Le déménagement du laboratoire d'analyses médicales, qui a été sources de nombreuses difficultés, devrait s'achever au début de l'année prochaine. La livraison du bâtiment était initialement prévue pour novembre 2022, mais il a été repoussé à février 2023 en raison de retards dans la construction. Selon la direction des sports, ce retard ne s'est pas aggravé depuis l'année dernière, et il ne remet pas en cause l'opérationnalité du laboratoire pour la coupe du monde de rugby. Elle indique enfin que « les travaux de sécurisation du site liés spécifiquement à l'organisation des JOP 2024 intervenant ultérieurement à la livraison du bâtiment sont en cours de chiffrage et relèvent du financement des JOP 2024. »

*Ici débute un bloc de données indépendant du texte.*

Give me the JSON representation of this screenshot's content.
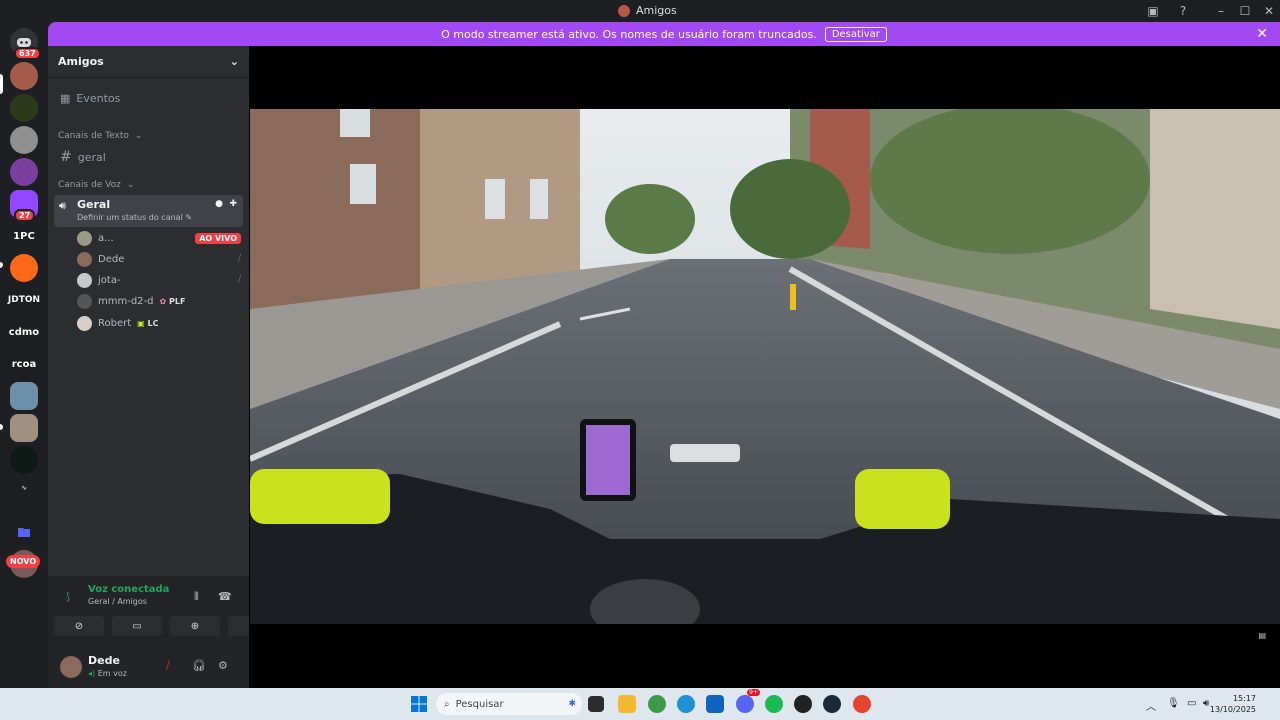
{
  "window": {
    "title": "Amigos"
  },
  "banner": {
    "message": "O modo streamer está ativo. Os nomes de usuário foram truncados.",
    "button": "Desativar"
  },
  "guilds": {
    "dm_badge": "637",
    "twitch_badge": "27",
    "labels": [
      "1PC",
      "JDTON",
      "cdmo",
      "rcoa"
    ],
    "novo": "NOVO"
  },
  "sidebar": {
    "server_name": "Amigos",
    "events": "Eventos",
    "text_category": "Canais de Texto",
    "text_channel": "geral",
    "voice_category": "Canais de Voz",
    "voice_channel": {
      "name": "Geral",
      "status": "Definir um status do canal"
    },
    "voice_users": [
      {
        "name": "a...",
        "badge": "AO VIVO"
      },
      {
        "name": "Dede"
      },
      {
        "name": "jota-"
      },
      {
        "name": "mmm-d2-d",
        "tag": "PLF"
      },
      {
        "name": "Robert",
        "tag": "LC"
      }
    ]
  },
  "voice_panel": {
    "status": "Voz conectada",
    "location": "Geral / Amigos"
  },
  "user": {
    "name": "Dede",
    "status": "Em voz"
  },
  "taskbar": {
    "search_placeholder": "Pesquisar",
    "time": "15:17",
    "date": "13/10/2025",
    "outlook_badge": "9+"
  },
  "colors": {
    "banner": "#a349f4",
    "connected": "#23a55a",
    "live": "#f23f43"
  }
}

Il conviendra de rester vigilant sur la capacité de l'AFLD à poursuivre la montée en charge de son programme de contrôle et d'analyses .

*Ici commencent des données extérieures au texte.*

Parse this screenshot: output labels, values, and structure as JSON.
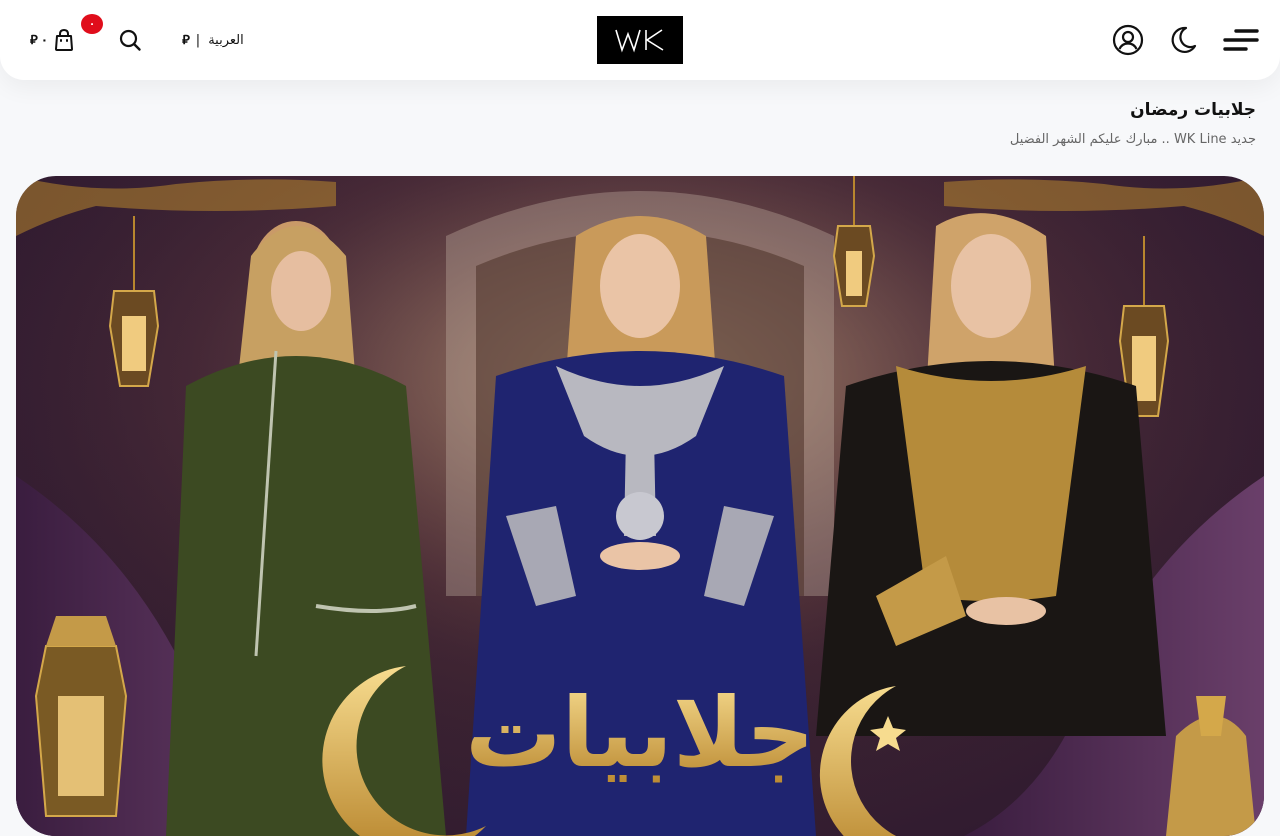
{
  "header": {
    "currency_symbol": "⃁",
    "cart_amount": "٠",
    "cart_count": "٠",
    "language_label": "العربية",
    "language_separator": "|",
    "logo_text": "WK"
  },
  "banner": {
    "title": "جلابيات رمضان",
    "subtitle": "جديد WK Line .. مبارك عليكم الشهر الفضيل",
    "image_text": "جلابيات"
  },
  "colors": {
    "accent_red": "#e00d1b",
    "logo_bg": "#000000",
    "gold": "#d4a84a"
  },
  "icons": {
    "menu": "hamburger-menu-icon",
    "theme": "moon-icon",
    "account": "user-circle-icon",
    "search": "search-icon",
    "cart": "shopping-bag-icon"
  }
}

* 6 À savoir l'Association des régions de France, l'Assemblée des départements de France, France urbaine et l'Association des maires de France et des présidents d'intercommunalité.

* 7 Les droits de vote sont répartis à 30 % chacun pour l'État, les collectivités territoriales et le mouvement sportif, et à 10 % pour le monde économique.

* 8 Loi n° 2019-812 du 1 er août 2019 relative à la création de l'Agence nationale du sport et à diverses dispositions relatives à l'organisation des Jeux olympiques et paralympiques de 2024.

* 9 Arrêté du 20 avril 2019 portant approbation de la convention constitutive du groupement d'intérêt public dénommé « Agence nationale du sport ».

* 10 D'après les documents budgétaires.

* 11 3,14 millions d'euros ont été transférés en 2022 au programme 150 « Enseignement supérieur et vie étudiante » dans le cadre du déménagement du Laboratoire d'analyse à Paris-Saclay.